16/07/2013 01:31 EDT | Actualisé 15/09/2013 05:12 EDT

ABUJA, Nigeria - Le président soudanais recherché par la Cour pénale internationale (CPI) a quitté le Nigeria, a indiqué son porte-parole mardi, après que des militants des droits de la personne eurent réclamé son arrestation en lien avec les accusations de génocide et de crimes de guerre au Darfour auxquelles il fait face.

Le porte-parole, Mohammed Moiz, a déclaré qu'Omar El-Béchir avait quitté le Nigeria afin d'honorer un autre engagement.

Selon M. Moiz, le président soudanais a quitté la capitale, Abuja, vers 15 h lundi, moins de 24 heures après son arrivée pour participer à un sommet de deux jours de l'Union africaine, qui prenait fin mardi.

Le journal nigérian «Vanguard» a rapporté que le président soudanais devait prononcer une allocution lundi après-midi dans le cadre du sommet, mais qu'il ne s'était pas présenté.

«L'impunité est terminée pour ce chef d'État soupçonné des pires crimes commis au Darfour», a commenté Elise Keppler, de l'organisation Human Rights Watch.

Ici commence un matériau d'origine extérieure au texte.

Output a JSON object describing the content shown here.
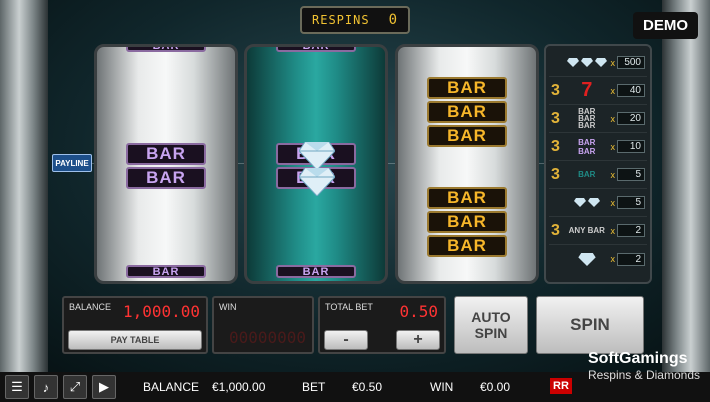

Des militants des droits de la personne avaient porté plainte lundi devant la Haute Cour fédérale du Nigeria afin de forcer le gouvernement à arrêter Omar el-Béchir. Un groupe militant avait également demandé à la CPI de référer le gouvernement nigérian au Conseil de sécurité de l'ONU pour avoir autorisé la visite sur son territoire du président soudanais.

Un porte-parole de la présidence nigériane, Reuben Abati, a déclaré à l'Associated Press qu'Omar el-Béchir était venu au Nigeria pour le sommet de l'Union africaine, et non à l'invitation du gouvernement. Il a précisé que le Nigeria avait accepté son entrée sur le territoire conformément aux instructions de l'Union africaine, qui a demandé à ses 53 membres de ne pas coopérer avec la CPI, que certains accusent de viser spécifiquement les dirigeants africains.

La CPI a indiqué avoir demandé lundi l'«arrestation immédiate» d'Omar el-Béchir par les autorités nigérianes. Le tribunal a souligné que le gouvernement du Nigeria pourrait être référé au Conseil de sécurité de l'ONU pour ne pas avoir exécuté un ordre de la CPI, dont le Nigeria est membre.

Un communiqué de la CPI diffusé mardi rappelle que deux mandats d'arrestation ont été émis contre le président soudanais, en 2009 et en 2010. Il fait face à cinq accusations de crimes contre l'humanité, deux accusations de crimes de guerre et trois accusations de génocide contre les tribus du Darfour.

Les violences se poursuivent dans cette vaste région de l'ouest du Soudan, où les tribus noires combattent les soldats fidèles au gouvernement à prédominance arabe d'Omar el-Béchir.